What is Estate Planning
This is simply the process of arranging for an orderly transfer of your assets to the people you want to receive them, it involves identifying who you want to give your assets to and when, either in your life time or at death; but sometimes done after death).
Looking at Updated beneficiary designation forms as one Estate planning we all need where it forms on life insurance policies, 401(k) accounts and other assets will generally override any conflicting provisions within a will or trust. It’s essential to make sure all forms are checked and updated regularly, ideally on an annual basis.
Two Estate Planning Documents Clients Need for College-Bound Kids
1. Health Care Directive
For health care decisions, state law applies and most states have default statutes for who can make medical decisions on your behalf. However, it is not always the order you want. This can be problematic when children are out of state at school because they might not be familiar with that state’s laws. A health care POA is most important, as it authorizes someone else to make medical decisions on behalf of the child, and gives access to medical records in the event that the child is incapacitated or temporarily unable to make decisions for their self. This document is state-specific to where it will be used.
2. Durable Power of Attorney
Another option people are selecting as well, is a durable POA to make financial decisions on their child’s behalf. This is also state-specific. The financial POA can authorize the designated agent to deal with student loans and sort out tuition bills. Both documents are relatively inexpensive and quick to put in place. It’s a good idea for parents with kids heading back to college to have them.
Perfect storm in Estate Planning.
The Economic impact of covid 19.
The recession caused by the coronavirus has created gift and estate planning opportunities in two ways.
Depressed Asset Values.
Asset values across all asset classes are significantly depressed, from the stock market, to real estate, to closely held businesses.
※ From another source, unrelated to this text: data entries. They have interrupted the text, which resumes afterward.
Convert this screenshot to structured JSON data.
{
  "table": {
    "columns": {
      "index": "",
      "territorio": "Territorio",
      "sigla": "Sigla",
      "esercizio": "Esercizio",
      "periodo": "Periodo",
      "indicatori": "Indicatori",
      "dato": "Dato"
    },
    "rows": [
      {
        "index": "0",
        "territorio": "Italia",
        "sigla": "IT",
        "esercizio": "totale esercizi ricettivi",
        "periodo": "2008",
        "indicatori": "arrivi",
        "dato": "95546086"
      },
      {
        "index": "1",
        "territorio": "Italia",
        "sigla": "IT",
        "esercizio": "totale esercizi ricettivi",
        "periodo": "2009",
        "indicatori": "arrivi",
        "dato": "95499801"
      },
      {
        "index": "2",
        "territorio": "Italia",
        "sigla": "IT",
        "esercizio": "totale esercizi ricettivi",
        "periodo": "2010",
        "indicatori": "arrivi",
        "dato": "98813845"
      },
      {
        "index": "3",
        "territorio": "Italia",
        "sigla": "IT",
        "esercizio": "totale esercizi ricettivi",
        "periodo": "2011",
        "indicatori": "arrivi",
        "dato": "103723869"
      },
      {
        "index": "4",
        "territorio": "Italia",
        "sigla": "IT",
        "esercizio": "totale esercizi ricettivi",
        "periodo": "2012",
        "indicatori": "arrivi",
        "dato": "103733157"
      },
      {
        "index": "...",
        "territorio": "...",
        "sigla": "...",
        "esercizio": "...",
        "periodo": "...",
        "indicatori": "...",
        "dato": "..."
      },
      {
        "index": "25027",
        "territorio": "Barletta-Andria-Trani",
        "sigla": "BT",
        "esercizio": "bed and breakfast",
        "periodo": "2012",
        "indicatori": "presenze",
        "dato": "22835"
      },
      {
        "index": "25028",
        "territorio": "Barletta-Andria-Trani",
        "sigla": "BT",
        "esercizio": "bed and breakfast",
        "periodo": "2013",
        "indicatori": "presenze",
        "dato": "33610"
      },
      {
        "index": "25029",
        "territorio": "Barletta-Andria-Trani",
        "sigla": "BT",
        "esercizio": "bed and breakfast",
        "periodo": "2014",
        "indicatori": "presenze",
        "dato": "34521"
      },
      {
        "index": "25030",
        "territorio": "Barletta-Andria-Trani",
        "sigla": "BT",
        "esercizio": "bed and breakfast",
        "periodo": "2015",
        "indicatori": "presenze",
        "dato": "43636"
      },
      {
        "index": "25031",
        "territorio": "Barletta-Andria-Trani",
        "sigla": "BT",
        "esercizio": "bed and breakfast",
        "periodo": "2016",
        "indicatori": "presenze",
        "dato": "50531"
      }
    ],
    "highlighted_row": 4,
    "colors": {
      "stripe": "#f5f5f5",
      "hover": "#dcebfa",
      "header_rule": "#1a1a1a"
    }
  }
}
Assets whose values have declined but are expected to rebound to pre-crisis values (or higher) are prime candidates for an effective gift-giving strategy.
Record Low Interest Rates.
The pandemic has resulted in record-low interest rates, including the Internal Revenue Service sanctioned interest rates (the so-called “Applicable Federal Rate” or “AFR” and the “Section 7520 Rate”), which are critical to some of the estate planning strategies discussed below. When an asset’s appreciation exceeds these IRS “hurdle rates,” the excess appreciation is effectively transferred as a tax-free gift to children or other beneficiaries. Therefore, these strategies are most successful when interest rates are low.
The schedule reduction of the gift, Estate and GST Tax exemption.
Any unused amount is available to eliminate estate and GST tax upon the individual’s death. Additionally, a surviving spouse inherits the unused gift and estate tax exemption (but not the GST tax exemption) of the first spouse to die if an election is made on a timely filed estate tax return for the first spouse’s estate. Gifts or estates in excess of the exemption amount are taxed at a flat 40% rate.
The upcoming presidential election
The upcoming election could result in changes that have a negative impact on estate planning.
Tax may need to be increased to raise revenue for the massive federal stimulus spending enacted in response to the COVID-19 crisis. The gift, estate, and GST taxes might be seen as “low hanging fruit” or the ideal tax to raise more revenue because it will impact only the wealthiest Americans and not those perceived to be struggling the most due to the pandemic.
Accelerated Reduction in Exemption Amounts.
If the democratic party wins the presidency and control of Congress in the upcoming election, many have speculated that the exemption amount might be reduced before January 1, 2026, and to an amount as low as $3.5 million. It is also possible for the tax rate to be increased from the current 40% to 55% or even higher.